The cost of delaying your pension planning could require a massive increase in contributions, to attain a specific pension income in retirement, according to new figures released this month.
In order to achieve a pension income of £10,000 per year, based on buying a level pension annuity at age 65, here is how much individuals would have to save, over their lifetime to age 65, either in private pension schemes or company pension schemes.
Age 20: £125 per month
Age 30: £195 per month
Age 40: £330 per month
Age 50: £660 per month
Despite the clear danger of jeopardising your pension income and retirement planning by holding back or delaying pensions saving, employee contributions to private pension schemes and company pension schemes fell by over £1bn in 2008/09, to £5.26bn from £6.29bn the year before, according to HM Revenue & Customs (HMRC).
This radical neglect of pension planning has been attributed to savers economising as the recession took hold, but experts predict that a lapse in retirement planning of this magnitude will have repercussions for pension income further down the line, unless savers can make good their missed contributions.
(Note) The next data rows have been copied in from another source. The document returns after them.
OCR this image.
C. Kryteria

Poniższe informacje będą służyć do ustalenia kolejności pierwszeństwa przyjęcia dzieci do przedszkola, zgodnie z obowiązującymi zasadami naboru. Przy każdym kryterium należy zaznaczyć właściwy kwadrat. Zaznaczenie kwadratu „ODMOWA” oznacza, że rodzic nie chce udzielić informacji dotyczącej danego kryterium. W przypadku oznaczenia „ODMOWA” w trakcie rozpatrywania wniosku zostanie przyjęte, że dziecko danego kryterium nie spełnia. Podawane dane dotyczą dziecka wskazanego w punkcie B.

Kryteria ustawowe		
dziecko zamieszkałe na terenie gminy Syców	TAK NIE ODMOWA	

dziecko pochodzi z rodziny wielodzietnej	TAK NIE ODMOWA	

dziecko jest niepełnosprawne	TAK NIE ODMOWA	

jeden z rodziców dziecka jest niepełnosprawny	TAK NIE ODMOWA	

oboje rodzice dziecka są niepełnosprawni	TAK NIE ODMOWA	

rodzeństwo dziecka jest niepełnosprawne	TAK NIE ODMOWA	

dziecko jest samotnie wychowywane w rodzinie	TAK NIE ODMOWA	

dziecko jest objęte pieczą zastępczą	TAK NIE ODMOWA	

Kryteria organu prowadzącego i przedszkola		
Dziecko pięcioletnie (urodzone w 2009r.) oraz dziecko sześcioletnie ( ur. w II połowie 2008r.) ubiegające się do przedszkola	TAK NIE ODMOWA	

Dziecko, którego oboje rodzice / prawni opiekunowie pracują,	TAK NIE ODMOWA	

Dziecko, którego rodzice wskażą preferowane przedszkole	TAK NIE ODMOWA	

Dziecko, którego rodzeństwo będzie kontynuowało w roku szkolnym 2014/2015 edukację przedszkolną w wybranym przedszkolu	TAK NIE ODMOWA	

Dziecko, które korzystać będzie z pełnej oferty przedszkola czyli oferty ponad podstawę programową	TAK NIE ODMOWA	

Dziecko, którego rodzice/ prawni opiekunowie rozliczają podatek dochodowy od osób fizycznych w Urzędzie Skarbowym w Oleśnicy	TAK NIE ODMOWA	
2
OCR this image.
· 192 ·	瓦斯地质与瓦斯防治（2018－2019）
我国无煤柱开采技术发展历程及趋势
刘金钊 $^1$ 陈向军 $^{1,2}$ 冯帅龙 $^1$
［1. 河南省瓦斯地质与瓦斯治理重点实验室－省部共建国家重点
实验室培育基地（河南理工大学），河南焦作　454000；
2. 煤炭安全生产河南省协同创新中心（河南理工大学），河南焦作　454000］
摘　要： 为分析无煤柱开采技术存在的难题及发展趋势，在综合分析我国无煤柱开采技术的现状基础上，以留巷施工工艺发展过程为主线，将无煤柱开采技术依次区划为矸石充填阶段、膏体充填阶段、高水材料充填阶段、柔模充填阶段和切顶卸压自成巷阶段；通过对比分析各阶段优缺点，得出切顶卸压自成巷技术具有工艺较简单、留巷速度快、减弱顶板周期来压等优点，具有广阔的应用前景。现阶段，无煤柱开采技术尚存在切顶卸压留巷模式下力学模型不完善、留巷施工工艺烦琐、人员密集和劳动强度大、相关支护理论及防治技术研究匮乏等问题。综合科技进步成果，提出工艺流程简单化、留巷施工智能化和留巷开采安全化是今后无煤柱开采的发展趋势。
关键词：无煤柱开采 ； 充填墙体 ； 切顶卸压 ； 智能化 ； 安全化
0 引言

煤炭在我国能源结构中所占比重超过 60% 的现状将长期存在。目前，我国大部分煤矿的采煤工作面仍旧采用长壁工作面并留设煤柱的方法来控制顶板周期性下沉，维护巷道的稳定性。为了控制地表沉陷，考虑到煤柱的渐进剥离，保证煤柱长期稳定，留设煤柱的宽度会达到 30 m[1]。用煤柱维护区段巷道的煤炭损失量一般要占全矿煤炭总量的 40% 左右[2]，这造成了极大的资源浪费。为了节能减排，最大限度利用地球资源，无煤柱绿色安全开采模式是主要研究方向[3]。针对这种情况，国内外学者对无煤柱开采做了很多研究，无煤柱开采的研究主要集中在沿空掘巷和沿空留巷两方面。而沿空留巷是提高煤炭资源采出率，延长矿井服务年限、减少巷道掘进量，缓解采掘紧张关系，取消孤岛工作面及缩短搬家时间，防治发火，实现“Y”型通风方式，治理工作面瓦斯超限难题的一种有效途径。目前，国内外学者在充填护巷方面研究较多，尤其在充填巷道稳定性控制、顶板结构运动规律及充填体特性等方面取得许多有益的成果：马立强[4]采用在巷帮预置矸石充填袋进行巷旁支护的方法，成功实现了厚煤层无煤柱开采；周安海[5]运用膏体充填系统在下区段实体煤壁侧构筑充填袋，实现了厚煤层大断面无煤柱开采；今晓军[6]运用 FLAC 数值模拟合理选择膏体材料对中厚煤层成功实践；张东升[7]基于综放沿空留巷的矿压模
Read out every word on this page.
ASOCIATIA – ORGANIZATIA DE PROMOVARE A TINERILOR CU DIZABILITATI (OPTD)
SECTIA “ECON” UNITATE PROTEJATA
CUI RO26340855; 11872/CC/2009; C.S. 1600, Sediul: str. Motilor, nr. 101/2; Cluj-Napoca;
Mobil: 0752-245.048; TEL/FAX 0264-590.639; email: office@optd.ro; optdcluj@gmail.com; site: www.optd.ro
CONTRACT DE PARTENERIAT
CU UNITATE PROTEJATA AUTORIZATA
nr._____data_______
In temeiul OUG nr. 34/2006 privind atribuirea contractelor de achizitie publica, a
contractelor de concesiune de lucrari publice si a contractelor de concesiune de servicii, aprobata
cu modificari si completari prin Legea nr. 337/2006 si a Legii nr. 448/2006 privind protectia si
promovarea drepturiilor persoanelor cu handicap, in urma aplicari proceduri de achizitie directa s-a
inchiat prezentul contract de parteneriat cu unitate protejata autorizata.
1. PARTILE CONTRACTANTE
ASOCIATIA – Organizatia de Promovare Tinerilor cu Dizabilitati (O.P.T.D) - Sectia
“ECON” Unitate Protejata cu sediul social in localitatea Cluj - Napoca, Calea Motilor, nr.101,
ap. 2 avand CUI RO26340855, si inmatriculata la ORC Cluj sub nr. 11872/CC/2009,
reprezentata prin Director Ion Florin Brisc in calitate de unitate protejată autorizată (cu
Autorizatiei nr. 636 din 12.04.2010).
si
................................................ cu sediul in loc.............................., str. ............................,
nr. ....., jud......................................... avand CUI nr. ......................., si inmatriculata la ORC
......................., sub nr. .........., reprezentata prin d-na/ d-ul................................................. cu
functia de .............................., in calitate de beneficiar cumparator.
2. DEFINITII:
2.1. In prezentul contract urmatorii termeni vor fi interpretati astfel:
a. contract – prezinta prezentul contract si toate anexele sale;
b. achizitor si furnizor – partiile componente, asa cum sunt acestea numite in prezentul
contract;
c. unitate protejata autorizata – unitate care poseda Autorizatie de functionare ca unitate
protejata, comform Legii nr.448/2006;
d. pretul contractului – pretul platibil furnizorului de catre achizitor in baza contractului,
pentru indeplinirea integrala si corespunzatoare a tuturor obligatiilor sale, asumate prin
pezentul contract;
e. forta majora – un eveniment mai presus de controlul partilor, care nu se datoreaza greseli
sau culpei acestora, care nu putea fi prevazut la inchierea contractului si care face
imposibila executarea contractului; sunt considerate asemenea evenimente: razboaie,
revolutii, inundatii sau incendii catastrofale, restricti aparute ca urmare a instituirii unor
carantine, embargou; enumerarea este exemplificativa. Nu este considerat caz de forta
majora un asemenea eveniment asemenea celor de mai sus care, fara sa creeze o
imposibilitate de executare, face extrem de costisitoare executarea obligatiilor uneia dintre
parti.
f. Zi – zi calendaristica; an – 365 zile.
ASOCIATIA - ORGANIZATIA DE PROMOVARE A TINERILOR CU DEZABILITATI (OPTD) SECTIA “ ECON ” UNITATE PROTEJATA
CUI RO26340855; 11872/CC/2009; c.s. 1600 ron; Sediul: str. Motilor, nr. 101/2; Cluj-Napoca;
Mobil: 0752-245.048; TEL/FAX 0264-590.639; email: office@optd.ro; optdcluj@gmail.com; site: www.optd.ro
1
Pensions adviser Hargreaves Lansdown has claimed that this apparent temporary abandonment of retirement planning might have been reduced, if Government had provided greater flexibility in how and when employees can draw cash out of private pension schemes and company pension schemes.
“Faced with uncertainty over future earnings, it is understandable that some chose not to save into a pension, in case they needed the money in a hurry,” said Laith Khalaf of Hargreaves Lansdown.
While the Conservatives are known to favour increased access to pension income, the Liberal Democrats actually made this a pledge in their election manifesto.
“Hopefully this policy will find its way into the new government’s legislative agenda,” Mr. Khalaf said.